A critical element of assessing fuels and their contribution to emission reduction targets is lifecycle analysis. Some concrete proposals are on the table for MEPC. Among them are a recommendation for a way to measure methane slip, a case study of the assessment for a biofuel project in Canada, and a suggestions from Solomon Islands and the Pacific Environment and Inuit Circumpolar Council on how to measure CO2 equivalent emissions at both 100- and 20-year timeframes.
Finalising short-term measures
The MEPC meeting in June will also consider final changes to the CII before it is implemented next year. Submissions for the meeting include the addition of a ‘port time correction factor’ so that cruise ships spending a long time in port are not unfairly penalised in their CII rating.

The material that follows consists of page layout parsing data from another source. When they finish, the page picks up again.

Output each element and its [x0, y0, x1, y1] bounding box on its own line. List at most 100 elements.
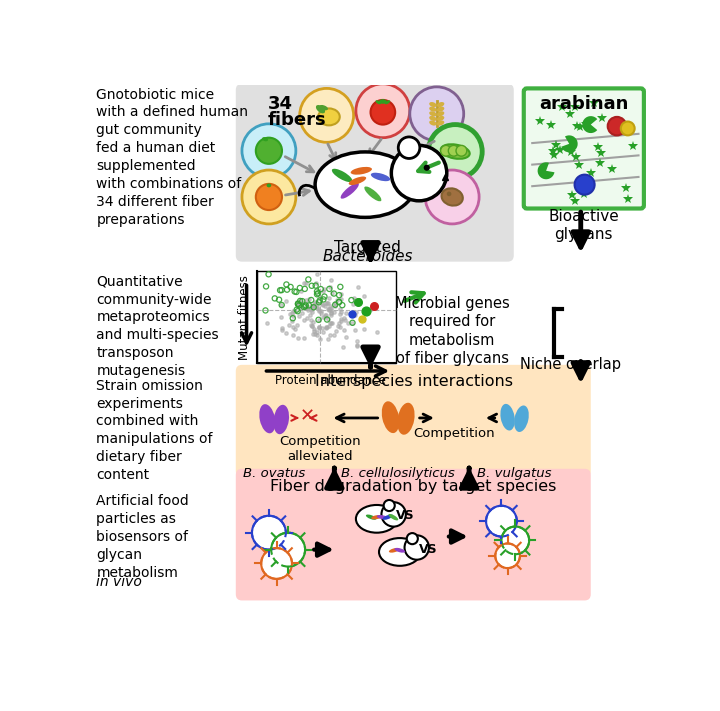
Point	[325, 274, 337, 286]
Ellipse shape	[316, 105, 325, 113]
Point	[309, 296, 320, 307]
Point	[300, 294, 312, 306]
Point	[334, 317, 346, 328]
Point	[294, 295, 306, 306]
Text: Protein abundance: Protein abundance	[275, 374, 386, 387]
Text: VS: VS	[419, 543, 438, 556]
Point	[315, 284, 327, 295]
Circle shape	[242, 170, 296, 224]
Ellipse shape	[395, 548, 405, 552]
Point	[351, 339, 362, 351]
Point	[269, 293, 281, 304]
Point	[322, 297, 333, 309]
Point	[327, 318, 338, 329]
Point	[335, 281, 346, 292]
Ellipse shape	[319, 105, 328, 110]
Point	[287, 305, 299, 316]
Point	[328, 329, 340, 341]
Point	[287, 330, 299, 341]
Point	[330, 299, 341, 311]
Ellipse shape	[441, 144, 469, 159]
Point	[306, 280, 318, 292]
Point	[330, 300, 341, 311]
Point	[302, 304, 314, 316]
Point	[329, 297, 341, 309]
Point	[310, 328, 321, 340]
Ellipse shape	[259, 404, 276, 433]
Point	[319, 300, 330, 311]
Circle shape	[371, 100, 395, 124]
Point	[311, 289, 323, 300]
Ellipse shape	[364, 186, 382, 201]
Point	[312, 304, 324, 315]
Point	[287, 313, 299, 324]
Point	[296, 297, 307, 309]
Point	[302, 274, 314, 285]
Point	[322, 333, 333, 345]
Point	[276, 324, 288, 336]
FancyBboxPatch shape	[523, 88, 644, 208]
Circle shape	[501, 527, 529, 555]
Ellipse shape	[274, 405, 289, 434]
Ellipse shape	[514, 405, 528, 432]
Point	[303, 300, 315, 311]
FancyBboxPatch shape	[235, 365, 590, 477]
Point	[338, 341, 349, 353]
Circle shape	[410, 87, 464, 141]
Point	[275, 300, 287, 311]
Point	[346, 309, 358, 320]
Point	[292, 320, 303, 331]
Ellipse shape	[341, 183, 359, 198]
Point	[276, 311, 287, 323]
Point	[293, 310, 305, 321]
Ellipse shape	[318, 108, 340, 125]
Point	[289, 306, 301, 317]
Point	[292, 299, 303, 311]
Point	[349, 324, 361, 336]
Ellipse shape	[429, 116, 436, 121]
Point	[298, 332, 310, 343]
Point	[305, 294, 317, 306]
Point	[307, 301, 318, 312]
Point	[341, 308, 352, 319]
Point	[347, 317, 359, 328]
Circle shape	[447, 191, 451, 196]
Text: Bacteroides: Bacteroides	[323, 250, 413, 264]
Point	[329, 298, 341, 309]
Point	[323, 305, 335, 316]
Point	[311, 329, 323, 341]
Point	[263, 269, 274, 280]
Circle shape	[242, 124, 296, 178]
Circle shape	[398, 137, 420, 159]
Point	[320, 309, 331, 321]
Point	[304, 309, 315, 320]
Point	[300, 301, 311, 312]
Point	[334, 308, 346, 319]
Point	[292, 300, 304, 311]
Circle shape	[423, 165, 430, 171]
Ellipse shape	[429, 107, 436, 112]
Point	[350, 309, 361, 321]
Point	[340, 331, 351, 343]
Point	[287, 315, 298, 326]
Point	[292, 298, 304, 309]
Point	[307, 298, 319, 309]
Point	[360, 306, 372, 317]
Point	[365, 303, 377, 314]
Circle shape	[271, 533, 305, 567]
Point	[298, 301, 310, 313]
Point	[323, 314, 334, 325]
Point	[291, 296, 302, 308]
Text: B. cellulosilyticus: B. cellulosilyticus	[341, 467, 455, 480]
Point	[338, 312, 350, 324]
Ellipse shape	[377, 515, 387, 519]
Point	[289, 286, 300, 297]
Point	[323, 283, 335, 294]
Text: Strain omission
experiments
combined with
manipulations of
dietary fiber
content: Strain omission experiments combined wit…	[96, 379, 213, 482]
Text: Interspecies interactions: Interspecies interactions	[315, 374, 513, 389]
Text: ✕: ✕	[300, 407, 315, 425]
Circle shape	[382, 502, 406, 527]
Point	[276, 323, 288, 334]
FancyBboxPatch shape	[257, 271, 396, 363]
Point	[312, 306, 324, 317]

This will be debated; a counter proposal argues that the suggested factor goes too far and gives cruise ships an unfair advantage.
But the core issue around CII has yet to be addressed; whether to calculate CII using the Annual Emissions Reduction or Energy Efficiency Operating Index. This makes a material difference to the methods ship operators will need to take to comply, but for the time being it looks as though the calculation will need to be made using both factors. A decision could be made in 2026 when the measure is due to be reviewed, and though reduction rate targets have been set for 2023-2025, the steps from 2026-2030 still need to be decided.
Some national action plans will also be reviewed in June. Resolution MEPC.327(75) adopted in 2020 encourages member states to develop and submit voluntary plans to address GHG emissions from ships, outlining policies and actions. IMO and Norway have coordinated on the project GreenVoyage 2050. Based on that experience they are offering their guidance to other member states through a proposed series of meetings.
Finland offers one of a few well-defined national action plans, driven by its government’s ambitious aim of carbon neutrality. The plan includes multiple incentives and funding for developing green shipping technologies and reorganizing logistics chains to reduce emissions, but wholeheartedly concedes jurisdiction over shipping emission regulations to the IMO.
External supervision
Other governments may not be so charitable. The European Union has already confirmed shipping’s inclusion in its emissions trading scheme, and that up to 75% of funds raised will be ploughed back into research into green shipping technologies. If MEPC is slow in making decisions, other governments could follow the EU’s lead.
A strongly worded report submitted to MEPC 78 by the Clean Shipping Coalition suggests that national governments would be within their rights to impose more restrictions on shipping in their quest to fulfil Paris Agreement obligations – even beyond sovereign waters.
In the report, ‘Freedom to Regulate the High Seas’, Aoife O’Leary of Opportunity Green explores the legal basis for states to act on shipping emissions. She argues: “Provided a few important legal and enforcement considerations are respected and built into the design of any policy measure, there are no legal obstacles to national or regional action [on GHGs from the maritime sector].”
The report is a warning shot across the bow of MEPC and its member states. If shipping doesn’t start acting fast in the drive to stop climate change, someone else will take the responsibility. MEPC 78 in June is the first chance shipping will have to show governments that it is serious in its ambitions to eliminate greenhouse gas emissions.